Plot-wise and pacing, the movie also is akin to Mighty Morphin Power Rangers with an abundant amount of corn as well as a healthy dose of tongue-in-cheekiness, but without the Paul Verhoeven sensibilities, with the pace slow enough to learn the pertinents of the characters while still clipping. However, the acting is so amateurish, as much as the actors and actresses try, that viewers probably will not care. With that being said, the characters are clichéd, specifically with Burns’ Officer Hagan’s corny, no-nonsense attitude and Jones’ football jock.
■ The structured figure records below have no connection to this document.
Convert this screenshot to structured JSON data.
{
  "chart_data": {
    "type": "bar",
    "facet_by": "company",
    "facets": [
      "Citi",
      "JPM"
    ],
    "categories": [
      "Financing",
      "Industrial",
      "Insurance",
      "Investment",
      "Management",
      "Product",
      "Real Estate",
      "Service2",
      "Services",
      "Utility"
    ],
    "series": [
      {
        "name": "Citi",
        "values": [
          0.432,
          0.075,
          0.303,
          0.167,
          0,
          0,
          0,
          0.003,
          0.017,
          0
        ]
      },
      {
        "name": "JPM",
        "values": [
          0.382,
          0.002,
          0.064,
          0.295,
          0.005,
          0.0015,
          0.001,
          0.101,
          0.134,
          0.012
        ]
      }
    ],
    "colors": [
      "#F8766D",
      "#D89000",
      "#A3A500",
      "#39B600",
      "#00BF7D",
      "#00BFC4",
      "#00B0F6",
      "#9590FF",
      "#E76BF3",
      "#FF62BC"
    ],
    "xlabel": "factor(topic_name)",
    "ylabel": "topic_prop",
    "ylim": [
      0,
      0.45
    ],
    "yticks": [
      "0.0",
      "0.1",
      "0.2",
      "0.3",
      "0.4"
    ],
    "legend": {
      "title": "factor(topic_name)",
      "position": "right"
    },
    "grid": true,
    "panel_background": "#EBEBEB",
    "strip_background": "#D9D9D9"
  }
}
DeBerry’s Mindy is the typical jock’s bimbo girlfriend while everybody else falls in line while the suit, which seems to want the viewer to see it as a character all its own; looks like the suit in 2009’s G.I. Joe: the Rise of Cobra, except white, while enhancing abilities.
Understandably, Lazer Team tries to spoof Sci-Fi Adventures such as Independence Day (1996), even with a direct reference to that film, but it fails to hit on many intended jokes that have been pulled off much more successfully by actors and actresses with more experience than Syfy channel acting. Who knows, maybe Lazer Team could be like Rocky Horror Picture Show, which was not received well initially, to become the next best cult classic…or replace Troll 2 as the best worst film ever. CrypticRock gives Lazer Team 2.5 out of 5 stars.